The band’s attorney, Bert Deixler, said No Doubt members were unaware game players could portray a No Doubt band member and perform non-No Doubt songs.
“You could have (band member) Tony Kanal singing “Just a Girl” in Gwen Stefani’s voice,” Deixler said. “Or you could have Gwen singing ‘Kung Fu Fighting’ with those horrible racially insensitive lyrics.”
(Carl Douglas recorded that song.)
When the band discovered the variations, Deixler said it asked Activision to make changes.
“We know that there’s a way to put in a line of code to lock it,” he said. “They made an internal business decision to do it anyway. So we sued them.”
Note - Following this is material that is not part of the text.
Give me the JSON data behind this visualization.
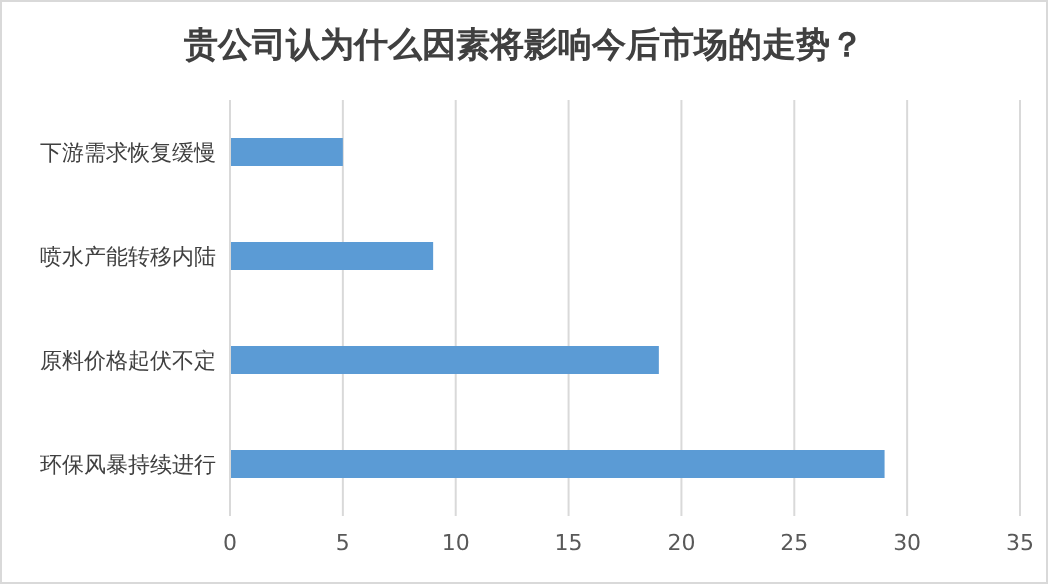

On Tuesday, Los Angeles Superior Court Judge Ramona See rejected a motion by Activision to throw out the entire case, claiming the lawsuit violated the company’s right to free speech through creative expression.
Deixler said the key point is not expression – but that Activision violated the terms of its contract with the band.
“It makes us looks like goons, and it’s harmful to our brand,” Deixler said.
Band members will attend the jury trial and testify. Deixler said No Doubt is asking for sales of the game to be stopped, as well as unspecified monetary recompensation.
“We’re working on our monetary demand, but it’s in the neighborhood of $10 million,” the lawyer said. “Activision paid $500,000 for three songs. The avatars are able to perform in 63 other songs.”
A lawyer for Activision did not return messages asking for comment.